August 21, 2017

Wish by Barbara O’Connor

Posted in Uncategorized tagged , at 1:38 am by suebe2

Wish
by Barbara O’Connor
Farrar Straus and Giroux

When eleven year-old Charlie Reese gets shipped off, she has no idea what to expect.  The family services woman says these folks are her aunt and uncle but Charlie has never even heard of them. So she shows up with a fiery hot temper. She’s sure she gets it from her daddy who goes by Scrappy.  His temper may very well be why he’s in the local correctional facility. Again.

Charlie hates school because she is surrounded by kids with real families.  There are kids whose brothers and sisters go to the school.  Kids whose mamas slip notes in their lunch boxes.  All Charlie has is a backpack buddy – Howard.

Charlie doesn’t understand Howard.  He rather read or do a cross word puzzle than run or explore.  But maybe that makes sense since one leg is shorter than the other, giving him an odd up and down walk. Aunt Bertha describes Howard and his kin as good-hearted but Charlie doesn’t get it.  Why doesn’t he get mad when the other kids make fun of his walk?  He doesn’t even seem happy when she stands up for him and even gets in a fight.

 

But maybe his heart is a good thing.  Cause he doesn’t get mad when Charlie lashes out.  He spends all kinds of time helping her catch a stray hound that she’s nicknamed Wishbone.  In fact, every one seems to be helping.  Howard helps her build a huge box trap.  Bertha gives her meatloaf for bait.  Uncle Gus brings home a collar.  It’s like they all believe in her.

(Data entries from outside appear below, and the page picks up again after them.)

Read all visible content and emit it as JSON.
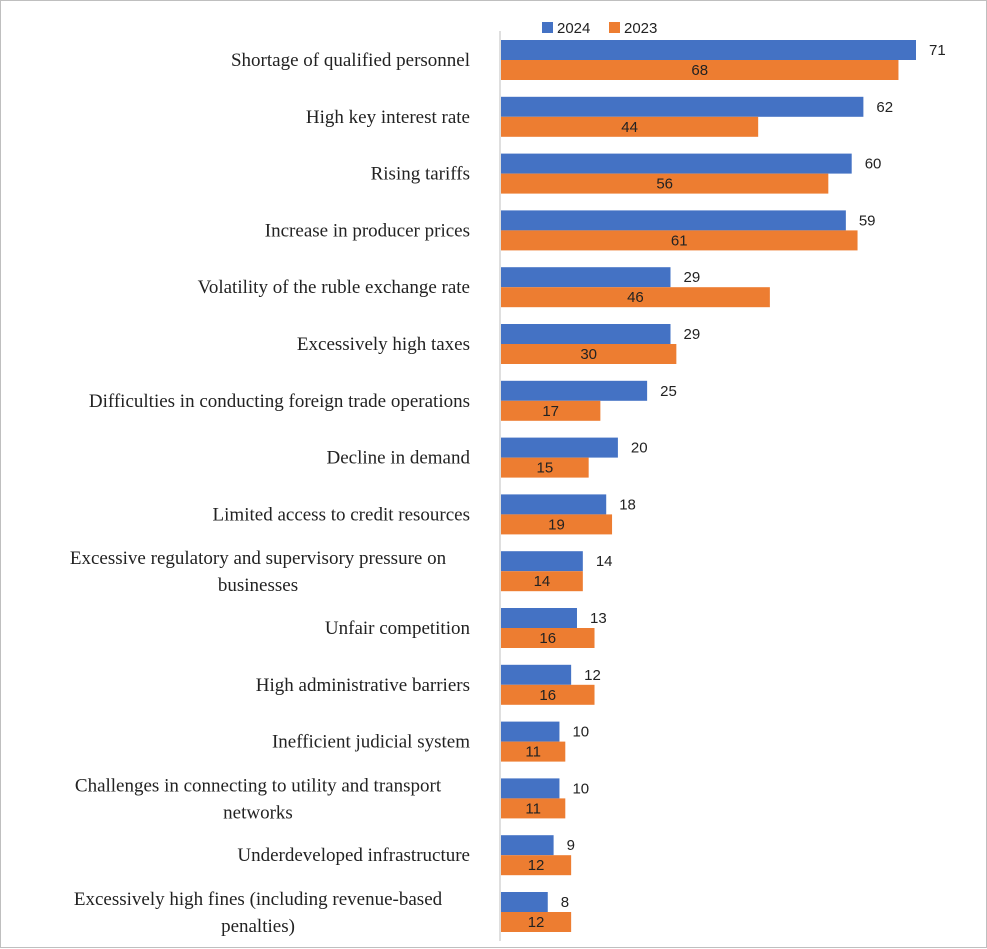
{
  "chart_data": {
    "type": "bar",
    "orientation": "horizontal",
    "title": "",
    "xlabel": "",
    "ylabel": "",
    "xlim": [
      0,
      100
    ],
    "grid": false,
    "legend": "top",
    "categories": [
      [
        "Shortage of qualified personnel"
      ],
      [
        "High key interest rate"
      ],
      [
        "Rising tariffs"
      ],
      [
        "Increase in producer prices"
      ],
      [
        "Volatility of the ruble exchange rate"
      ],
      [
        "Excessively high taxes"
      ],
      [
        "Difficulties in conducting foreign trade operations"
      ],
      [
        "Decline in demand"
      ],
      [
        "Limited access to credit resources"
      ],
      [
        "Excessive regulatory and supervisory pressure on",
        "businesses"
      ],
      [
        "Unfair competition"
      ],
      [
        "High administrative barriers"
      ],
      [
        "Inefficient judicial system"
      ],
      [
        "Challenges in connecting to utility and transport",
        "networks"
      ],
      [
        "Underdeveloped infrastructure"
      ],
      [
        "Excessively high fines (including revenue-based",
        "penalties)"
      ]
    ],
    "series": [
      {
        "name": "2024",
        "color": "#4472C4",
        "values": [
          71,
          62,
          60,
          59,
          29,
          29,
          25,
          20,
          18,
          14,
          13,
          12,
          10,
          10,
          9,
          8
        ]
      },
      {
        "name": "2023",
        "color": "#ED7D31",
        "values": [
          68,
          44,
          56,
          61,
          46,
          30,
          17,
          15,
          19,
          14,
          16,
          16,
          11,
          11,
          12,
          12
        ]
      }
    ]
  }
}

But Charlie only has faith in one thing. That if she wishes every day for long enough her wish will come true.  She’s been wishing for years and it is bound to happen sooner or later.  And when it does, she’ll finally have someplace to belong.

I seem to have stumbled across a number of books lately that explore family and home (see Beyond the Bright Sea by Lauren Wolk and Hoot and Honk Just Can’t Sleep by Leslie Helakoski). Although the themes may be similar, the books are as different as different can be.  Wish is a contemporary novel set in rural North Carolina.  It isn’t as dark as Beyond the Bright Sea sometimes feels although both are for a middle grade audience.  That said, I think Wish is for slightly younger readers than Beyond the Bright Sea. 

It isn’t surprising that the first one Charlie bounds with is a stray dog.  After all, she doesn’t feel like she belongs and this feeling will  resonate with young readers whether they are struggling to fit in at home or at school.

Read it and get ready for some powerful discussions about what it means to fit in and the best definition of family.